Wie der Spiegel-Online meldet, will Macron am kommenden Wochenende militärische Spezialkräfte zusammenziehen und diese bei den Protesten der Gelbwesten einsetzen (http://www.spiegel.de/politik/ausland/gelbwesten-proteste-in-paris-emmanuel-macron-schickt-elite-soldaten-a-1258871.html). Wer sich ein wenig auskennt, der weiß, dass solche Einheiten hauptsächlich in der Fremdenlegion zu finden sind. Also in einer Armee, die sich hauptsächlich nicht aus Franzosen rekrutiert, abgesehen von ihrer Führung.

Was lässt solch ein Einsatz erwarten?

Ein noch brutaleres Vorgehen der „Sicherheitskräfte“, noch mehr Verletzte, noch mehr Tote?

Ich hatte heute Morgen ein ausgedehntes Gespräch mit einer Französin bezüglich des Themas.
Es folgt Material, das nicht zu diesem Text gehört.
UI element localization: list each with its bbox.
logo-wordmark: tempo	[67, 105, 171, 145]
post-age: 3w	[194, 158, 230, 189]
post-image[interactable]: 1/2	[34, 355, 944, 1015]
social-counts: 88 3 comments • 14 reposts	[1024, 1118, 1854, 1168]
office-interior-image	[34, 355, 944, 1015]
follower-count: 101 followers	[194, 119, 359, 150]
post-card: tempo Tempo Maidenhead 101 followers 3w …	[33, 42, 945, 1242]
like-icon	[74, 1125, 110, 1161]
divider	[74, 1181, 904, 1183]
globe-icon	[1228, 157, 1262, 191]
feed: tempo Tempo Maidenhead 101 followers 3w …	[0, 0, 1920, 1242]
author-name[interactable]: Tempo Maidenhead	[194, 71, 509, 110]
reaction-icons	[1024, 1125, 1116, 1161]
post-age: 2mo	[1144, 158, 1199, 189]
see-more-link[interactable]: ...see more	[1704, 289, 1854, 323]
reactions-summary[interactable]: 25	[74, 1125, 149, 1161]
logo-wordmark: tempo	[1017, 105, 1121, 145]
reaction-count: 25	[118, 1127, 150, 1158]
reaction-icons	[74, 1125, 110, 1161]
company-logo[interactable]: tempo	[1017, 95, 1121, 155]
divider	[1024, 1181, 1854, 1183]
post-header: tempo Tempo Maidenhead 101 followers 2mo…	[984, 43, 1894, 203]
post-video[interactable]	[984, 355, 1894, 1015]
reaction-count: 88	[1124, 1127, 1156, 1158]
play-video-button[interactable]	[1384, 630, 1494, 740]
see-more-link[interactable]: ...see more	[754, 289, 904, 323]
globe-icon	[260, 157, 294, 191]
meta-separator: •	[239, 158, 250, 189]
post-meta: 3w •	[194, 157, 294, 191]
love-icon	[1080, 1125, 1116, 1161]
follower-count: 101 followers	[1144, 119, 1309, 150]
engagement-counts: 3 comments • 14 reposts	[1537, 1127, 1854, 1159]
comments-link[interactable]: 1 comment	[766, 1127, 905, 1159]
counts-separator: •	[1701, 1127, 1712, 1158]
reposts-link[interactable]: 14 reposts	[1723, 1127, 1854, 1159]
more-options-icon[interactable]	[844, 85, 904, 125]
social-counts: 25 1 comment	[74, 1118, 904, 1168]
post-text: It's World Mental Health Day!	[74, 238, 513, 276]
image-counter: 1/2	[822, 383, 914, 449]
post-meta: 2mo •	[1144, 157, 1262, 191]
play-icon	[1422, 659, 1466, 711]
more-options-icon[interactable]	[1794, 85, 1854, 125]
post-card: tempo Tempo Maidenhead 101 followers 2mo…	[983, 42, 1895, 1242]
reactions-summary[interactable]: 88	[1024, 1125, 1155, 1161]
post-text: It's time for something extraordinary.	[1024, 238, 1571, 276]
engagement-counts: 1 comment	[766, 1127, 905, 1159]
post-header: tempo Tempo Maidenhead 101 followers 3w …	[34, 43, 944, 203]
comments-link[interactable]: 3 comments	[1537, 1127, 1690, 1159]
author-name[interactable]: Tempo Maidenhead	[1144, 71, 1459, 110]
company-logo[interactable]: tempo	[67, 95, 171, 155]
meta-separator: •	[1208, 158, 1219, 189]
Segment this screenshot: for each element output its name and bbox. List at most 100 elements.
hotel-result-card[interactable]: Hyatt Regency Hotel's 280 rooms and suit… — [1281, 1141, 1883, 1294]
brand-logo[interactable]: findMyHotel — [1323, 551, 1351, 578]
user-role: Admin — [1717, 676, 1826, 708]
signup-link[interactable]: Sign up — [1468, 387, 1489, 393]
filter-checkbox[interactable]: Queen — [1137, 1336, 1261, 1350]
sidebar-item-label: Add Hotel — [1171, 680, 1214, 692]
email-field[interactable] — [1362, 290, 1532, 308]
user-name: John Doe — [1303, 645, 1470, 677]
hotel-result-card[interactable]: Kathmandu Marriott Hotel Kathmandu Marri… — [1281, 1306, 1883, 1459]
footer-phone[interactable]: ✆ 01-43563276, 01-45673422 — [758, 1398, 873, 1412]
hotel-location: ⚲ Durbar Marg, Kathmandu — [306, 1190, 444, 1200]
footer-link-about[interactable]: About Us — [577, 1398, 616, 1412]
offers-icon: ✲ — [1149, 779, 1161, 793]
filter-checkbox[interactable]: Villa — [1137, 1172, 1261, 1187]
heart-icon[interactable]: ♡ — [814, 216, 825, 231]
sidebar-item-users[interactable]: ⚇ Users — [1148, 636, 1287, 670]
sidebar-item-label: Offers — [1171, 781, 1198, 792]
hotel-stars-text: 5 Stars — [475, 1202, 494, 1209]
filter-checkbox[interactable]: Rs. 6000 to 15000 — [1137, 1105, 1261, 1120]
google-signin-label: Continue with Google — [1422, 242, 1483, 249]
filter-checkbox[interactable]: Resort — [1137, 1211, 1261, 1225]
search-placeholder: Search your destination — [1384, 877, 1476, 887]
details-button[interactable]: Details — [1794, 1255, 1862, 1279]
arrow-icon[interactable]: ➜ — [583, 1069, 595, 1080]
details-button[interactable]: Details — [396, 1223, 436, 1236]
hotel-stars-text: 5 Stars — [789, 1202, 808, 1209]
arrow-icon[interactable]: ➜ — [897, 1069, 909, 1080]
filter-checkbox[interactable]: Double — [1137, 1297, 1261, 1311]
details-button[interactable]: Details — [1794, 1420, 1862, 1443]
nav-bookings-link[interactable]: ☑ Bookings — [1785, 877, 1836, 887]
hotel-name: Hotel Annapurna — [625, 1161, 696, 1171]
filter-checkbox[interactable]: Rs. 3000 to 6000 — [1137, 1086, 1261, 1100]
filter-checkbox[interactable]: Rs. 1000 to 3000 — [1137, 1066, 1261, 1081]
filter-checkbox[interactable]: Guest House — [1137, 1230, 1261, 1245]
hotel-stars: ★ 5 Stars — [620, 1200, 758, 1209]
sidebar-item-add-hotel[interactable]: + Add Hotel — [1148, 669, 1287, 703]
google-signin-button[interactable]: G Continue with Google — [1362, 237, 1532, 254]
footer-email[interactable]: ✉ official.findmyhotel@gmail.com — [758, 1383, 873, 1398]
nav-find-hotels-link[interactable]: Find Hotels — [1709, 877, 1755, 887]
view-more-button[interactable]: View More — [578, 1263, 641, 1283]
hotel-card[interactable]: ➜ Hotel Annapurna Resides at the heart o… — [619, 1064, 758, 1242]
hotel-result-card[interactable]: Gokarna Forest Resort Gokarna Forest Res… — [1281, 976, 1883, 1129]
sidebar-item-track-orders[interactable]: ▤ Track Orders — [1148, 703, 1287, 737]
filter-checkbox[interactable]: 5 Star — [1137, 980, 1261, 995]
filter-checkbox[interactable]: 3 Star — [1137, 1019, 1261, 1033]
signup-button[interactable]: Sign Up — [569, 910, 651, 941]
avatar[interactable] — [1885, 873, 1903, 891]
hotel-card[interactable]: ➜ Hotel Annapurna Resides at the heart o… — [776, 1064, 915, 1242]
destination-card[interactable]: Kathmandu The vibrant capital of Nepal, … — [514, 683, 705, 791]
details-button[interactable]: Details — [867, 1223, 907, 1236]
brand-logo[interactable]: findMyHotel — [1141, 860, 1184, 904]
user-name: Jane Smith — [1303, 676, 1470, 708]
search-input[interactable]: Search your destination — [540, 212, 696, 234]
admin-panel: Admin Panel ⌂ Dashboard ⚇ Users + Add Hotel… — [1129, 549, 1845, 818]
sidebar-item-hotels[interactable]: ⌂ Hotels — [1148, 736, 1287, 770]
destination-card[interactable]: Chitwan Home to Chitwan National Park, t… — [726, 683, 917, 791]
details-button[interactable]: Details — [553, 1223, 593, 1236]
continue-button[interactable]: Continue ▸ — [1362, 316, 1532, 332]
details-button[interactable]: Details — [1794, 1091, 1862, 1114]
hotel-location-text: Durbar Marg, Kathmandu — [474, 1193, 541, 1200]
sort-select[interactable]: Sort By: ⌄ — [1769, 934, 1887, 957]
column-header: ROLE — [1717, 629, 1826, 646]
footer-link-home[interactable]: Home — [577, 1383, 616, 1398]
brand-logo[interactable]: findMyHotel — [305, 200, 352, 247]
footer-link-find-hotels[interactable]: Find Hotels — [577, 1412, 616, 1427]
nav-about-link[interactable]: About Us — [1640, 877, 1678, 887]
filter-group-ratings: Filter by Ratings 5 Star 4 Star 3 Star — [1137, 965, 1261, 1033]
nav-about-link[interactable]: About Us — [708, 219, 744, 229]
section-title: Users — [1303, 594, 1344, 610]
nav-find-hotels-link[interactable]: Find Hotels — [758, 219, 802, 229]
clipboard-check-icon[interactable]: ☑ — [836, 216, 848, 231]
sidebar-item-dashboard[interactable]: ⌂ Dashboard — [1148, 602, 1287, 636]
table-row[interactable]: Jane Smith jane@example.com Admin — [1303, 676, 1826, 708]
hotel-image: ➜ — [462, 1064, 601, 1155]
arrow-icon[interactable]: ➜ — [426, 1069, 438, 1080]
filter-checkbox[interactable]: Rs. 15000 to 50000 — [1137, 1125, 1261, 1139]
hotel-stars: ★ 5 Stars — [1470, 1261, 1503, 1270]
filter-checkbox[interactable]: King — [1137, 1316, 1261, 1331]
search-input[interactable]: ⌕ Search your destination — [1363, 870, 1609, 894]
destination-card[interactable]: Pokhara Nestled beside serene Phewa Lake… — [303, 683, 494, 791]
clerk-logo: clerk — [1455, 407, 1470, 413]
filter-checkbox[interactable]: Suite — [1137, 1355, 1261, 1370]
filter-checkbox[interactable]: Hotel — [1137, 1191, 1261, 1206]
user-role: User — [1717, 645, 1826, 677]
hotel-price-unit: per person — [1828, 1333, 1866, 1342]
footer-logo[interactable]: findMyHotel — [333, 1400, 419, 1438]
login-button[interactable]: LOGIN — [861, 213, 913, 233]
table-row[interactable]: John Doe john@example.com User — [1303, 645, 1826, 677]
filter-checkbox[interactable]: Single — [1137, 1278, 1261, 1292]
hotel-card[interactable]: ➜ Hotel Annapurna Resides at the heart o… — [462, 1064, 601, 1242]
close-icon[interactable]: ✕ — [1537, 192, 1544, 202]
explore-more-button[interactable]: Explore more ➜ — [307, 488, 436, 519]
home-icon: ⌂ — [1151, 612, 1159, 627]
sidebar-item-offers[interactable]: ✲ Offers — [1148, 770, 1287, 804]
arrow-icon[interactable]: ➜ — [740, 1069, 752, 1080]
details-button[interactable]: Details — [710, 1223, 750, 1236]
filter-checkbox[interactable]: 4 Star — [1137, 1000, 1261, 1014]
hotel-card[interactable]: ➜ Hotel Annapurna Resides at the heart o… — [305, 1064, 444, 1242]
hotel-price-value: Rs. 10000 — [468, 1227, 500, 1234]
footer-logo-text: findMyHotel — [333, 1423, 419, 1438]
Immer mehr Franzosen fühlen sich nicht nur abgehängt, sie sind es. In die Vororte von Paris traut sich die Polizei kaum noch, als Nichtbewohner sollte man dort auch keine Spaziergänge unternehmen. Wie sieht es in anderen europäischen Ländern aus?

Wo liegt die Arbeitslosenquote in Spanien, in Portugal, in Italien? Was geht in Griechenland ab und wie sieht es in einer der reichsten Städte Großbritanniens, in London, aus? Nicht viel besser. Welche Reaktionen kann man in Großbritannien erwarten, wenn es nicht zum Brexit kommt. Und damit meine ich auch die Form des Brexit, die mit dem bisherigen ausgehandelten Abkommen einhergeht. Denn dieses Abkommen würde das Land weitere zehn Jahre an die EU binden.

Wohin driftet Deutschland, wenn sich die Konjunkturaussichten in 2019 weiter verschlechtern, die Immobilienblase platzt, weil viele ihre Haus- und Wohnungskredite nicht mehr bedienen können. „Jetzt ist die beste Zeit, um in Betongold zu investieren!“. Selten so gelacht. Selbst die Qualitätsmedien bringen inzwischen Artikel mit der Überschrift, was man beachten muss, um nicht mit der eigenen Immobilie unterzugehen. Nun, die Immobilie wird wohl kaum untergehen.
Ist Frankreich der erste Dominostein, der in diesem Jahr fallen und andere europäische Staaten anstoßen und zu tiefgreifenden Veränderungen führen wird? Es könnte sein, denn je härter das Vorgehen der Staatsmacht, desto stärker die Reaktionen auf der anderen Seite.

Druck erzeugt Gegendruck, irgendwann fliegt der Deckel vom Kessel. Irgendwann können auch die Relotiusmedien die Bevölkerung nicht mehr mit Blödsinn ablenken: „Je stärker das Cannabis in einer Stadt, desto häufiger die Psychosen“, „Rätsel um die Ripper-DNA“, „Wolfsburger Frauen schießen wichtiges Auswärtstor“, „Macht ein Leben ohne Krimskrams glücklich“ und andere tiefgehende Artikel. Irgendwann wacht auch der letzte aus der Dschungelcamp-Hypnose auf oder wird mitgerissen.

Und dann heisst es Land unter, denn was dann kommt ist ungewiß...

...bis auf den Domino-Day, der so fern nicht mehr zu sein scheint.